If the stock market hates anything, it's uncertainty. When investors can't get a grip on a company's business model or news flow, share prices tend to plummet.

And Google (NASDAQ:GOOG) sure moves in mysterious ways. The precocious 10-year-old raises eyebrows with every move, leaving the stock price well below what the company really is worth. So, on the eve of Big G's second-quarter earnings report on Thursday night, I think it's time to paint a clearer picture of what the company is doing.

Not the Google you think you know
Everybody knows Google, the king of online search. It's true that Google has a stranglehold on the search market, no matter how hard Microsoft (NASDAQ:MSFT), Yahoo! (NASDAQ:YHOO), and assorted upstarts try to usurp the ruler. And the Web traffic flowing through Google Search is a powerful revenue driver.
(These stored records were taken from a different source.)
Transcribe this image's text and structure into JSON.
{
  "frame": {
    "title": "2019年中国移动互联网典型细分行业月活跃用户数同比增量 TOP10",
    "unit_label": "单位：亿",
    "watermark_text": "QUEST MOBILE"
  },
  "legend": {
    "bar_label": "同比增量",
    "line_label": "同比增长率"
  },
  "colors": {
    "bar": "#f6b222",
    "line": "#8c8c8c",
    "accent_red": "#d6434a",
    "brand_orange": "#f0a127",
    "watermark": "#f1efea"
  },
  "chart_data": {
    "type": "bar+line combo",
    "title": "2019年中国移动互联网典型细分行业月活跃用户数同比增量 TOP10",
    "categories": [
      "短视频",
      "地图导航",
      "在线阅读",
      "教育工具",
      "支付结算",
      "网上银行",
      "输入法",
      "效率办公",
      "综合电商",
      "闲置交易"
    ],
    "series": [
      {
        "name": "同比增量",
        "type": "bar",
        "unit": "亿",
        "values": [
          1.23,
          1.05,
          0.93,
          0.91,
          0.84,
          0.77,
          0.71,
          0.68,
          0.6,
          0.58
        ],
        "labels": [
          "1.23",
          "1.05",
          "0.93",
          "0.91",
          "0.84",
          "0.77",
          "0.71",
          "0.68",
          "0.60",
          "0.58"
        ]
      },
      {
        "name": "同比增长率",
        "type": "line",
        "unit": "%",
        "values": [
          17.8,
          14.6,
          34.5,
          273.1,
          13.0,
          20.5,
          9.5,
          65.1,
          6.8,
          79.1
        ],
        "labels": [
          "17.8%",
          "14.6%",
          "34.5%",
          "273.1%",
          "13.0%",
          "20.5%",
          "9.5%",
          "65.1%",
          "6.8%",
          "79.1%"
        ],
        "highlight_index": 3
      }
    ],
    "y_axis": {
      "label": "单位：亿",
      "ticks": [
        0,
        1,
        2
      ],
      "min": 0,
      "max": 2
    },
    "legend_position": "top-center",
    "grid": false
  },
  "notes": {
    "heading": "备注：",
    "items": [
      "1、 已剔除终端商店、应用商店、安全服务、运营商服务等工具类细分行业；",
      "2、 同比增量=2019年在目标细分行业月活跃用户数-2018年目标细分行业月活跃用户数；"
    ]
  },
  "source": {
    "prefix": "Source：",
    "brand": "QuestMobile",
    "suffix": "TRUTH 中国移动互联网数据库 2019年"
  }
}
But it's far from the only thing Google does, and arguably not even what it does best. That honor would fall to the fearsome twosome of online advertising: AdWords and AdSense.

How does it work?
The Ad brothers are two sides of the same coin. Publishers use the AdSense system to place Google-powered ads on their websites (or in news feeds and Web videos, or even online games) and gain a pittance for every user clicking on the ads. Advertisers go through AdWords to plan and design their ad campaigns -- and to feed their pitches through to the waiting AdSense publishers.
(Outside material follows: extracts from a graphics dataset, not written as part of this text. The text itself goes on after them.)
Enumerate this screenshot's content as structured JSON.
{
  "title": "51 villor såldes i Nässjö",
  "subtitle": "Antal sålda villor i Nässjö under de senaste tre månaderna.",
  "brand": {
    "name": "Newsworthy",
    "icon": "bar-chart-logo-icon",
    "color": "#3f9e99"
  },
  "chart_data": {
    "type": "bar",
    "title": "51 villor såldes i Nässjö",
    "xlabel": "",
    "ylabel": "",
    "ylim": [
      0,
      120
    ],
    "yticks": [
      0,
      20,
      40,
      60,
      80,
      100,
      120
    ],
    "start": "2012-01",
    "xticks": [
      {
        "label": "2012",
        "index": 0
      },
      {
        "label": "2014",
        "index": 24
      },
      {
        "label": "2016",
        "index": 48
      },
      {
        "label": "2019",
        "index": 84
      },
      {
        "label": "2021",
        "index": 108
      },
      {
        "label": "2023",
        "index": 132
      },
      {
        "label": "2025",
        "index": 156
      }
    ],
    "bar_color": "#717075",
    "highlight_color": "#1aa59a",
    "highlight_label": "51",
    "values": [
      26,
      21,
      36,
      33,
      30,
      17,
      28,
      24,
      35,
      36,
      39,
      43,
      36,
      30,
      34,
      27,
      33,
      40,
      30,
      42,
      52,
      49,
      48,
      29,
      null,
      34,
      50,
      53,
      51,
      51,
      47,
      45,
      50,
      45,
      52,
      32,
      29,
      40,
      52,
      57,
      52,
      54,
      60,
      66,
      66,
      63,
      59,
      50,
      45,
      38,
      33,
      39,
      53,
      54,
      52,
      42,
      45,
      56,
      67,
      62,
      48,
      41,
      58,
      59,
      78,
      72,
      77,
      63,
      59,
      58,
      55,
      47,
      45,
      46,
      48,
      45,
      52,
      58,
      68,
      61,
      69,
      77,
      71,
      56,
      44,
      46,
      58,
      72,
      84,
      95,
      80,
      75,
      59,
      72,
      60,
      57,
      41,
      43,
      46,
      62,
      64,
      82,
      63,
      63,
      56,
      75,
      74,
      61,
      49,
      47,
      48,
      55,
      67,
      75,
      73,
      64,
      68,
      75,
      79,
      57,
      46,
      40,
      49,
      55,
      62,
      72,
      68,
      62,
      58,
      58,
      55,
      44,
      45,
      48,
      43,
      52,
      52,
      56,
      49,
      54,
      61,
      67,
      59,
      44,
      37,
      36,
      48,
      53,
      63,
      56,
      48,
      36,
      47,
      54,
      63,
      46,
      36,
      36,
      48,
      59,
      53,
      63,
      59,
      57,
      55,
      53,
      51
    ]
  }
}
It's an open auction system where advertisers outbid each other for a spot on the page you're about to see (and Google keeps a modest cut of the auctioned ad rates). This is why Google's Hippocratic oath to "do no evil" is so important: If the users don't trust Google, they won't click on the ads. If advertisers didn't trust the company, there'd be no ads to begin with. As long as Google's advertising revenue keeps growing, then, you can safely assume that most people generally trust Google.

What's the frequency, Kenneth?
Industry analysts disagree on how Google's quarter turned out. Most agree that the number of clicks kept up decent growth of 13% or more over last year, but the average cost per click may have gone up, down, or stayed the same. But don't worry too much about those finer points: Google won't tell us how that equation breaks down anyhow.
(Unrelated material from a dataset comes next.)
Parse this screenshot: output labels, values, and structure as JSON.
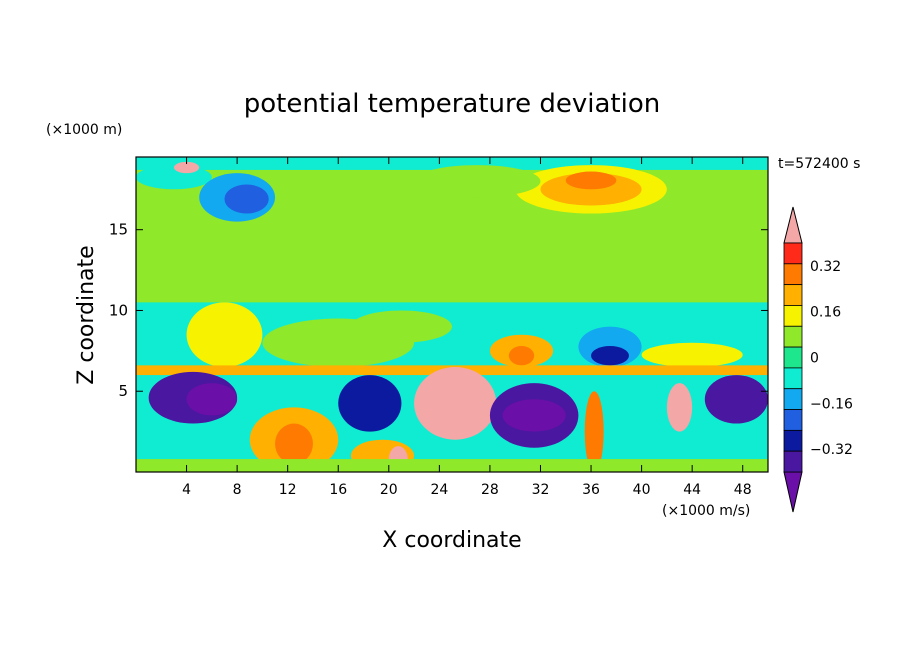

What's important, and possible to divine from third-party sources, is that the ads keep flowing and revenue keeps growing. And Google has an unblemished record of year-over-year revenue growth, stretching all the way back to the IPO in 2003 and probably beyond. Yes, that includes last quarter, when the darkest days so far of this recession had to beat numbers from early 2008, when everything was still hunky-dory.

The bottom line
I see no reason to doubt that Google will get back to its longstanding habit of crushing Wall Street estimates and pessimistic outlooks Thursday night. Industry research firm SearchIgnite says that Google stole some more share in search advertising from Yahoo! and Bing. So the fact that overall online advertising shrunk a bit shouldn't be enough to bring Google's growth figures into the red.

And don't forget that the battle for ad clicks is fought over many battlefields. In just the last three months, Microsoft has relaunched its search service, Google announced an operating system and a game-changing communications product, and Yahoo! picked up a failed Google project -- to make it a standard feature in all its searches.

Google might score a home run with its Linux-based operating systems -- be it Android on Motorola (NYSE:MOT) smartphones or Chrome on Hewlett-Packard (NYSE:HPQ) notebooks -- and become the next Microsoft. Or it could buy Twitter with a fraction of that $17.8 billion cash hoard, meld it into Google Wave, and become ... well, Verizon (NYSE:VZ) and AT&T (NYSE:T) spring to mind, but there's really no historic equivalent for such a beast.

Just don't forget that Google is a living, breathing monster fueled by goodwill toward men and the heart of an advertising giant. Its best days are way ahead, and Mr. Market sorely underestimates the value of this cash-generating machine.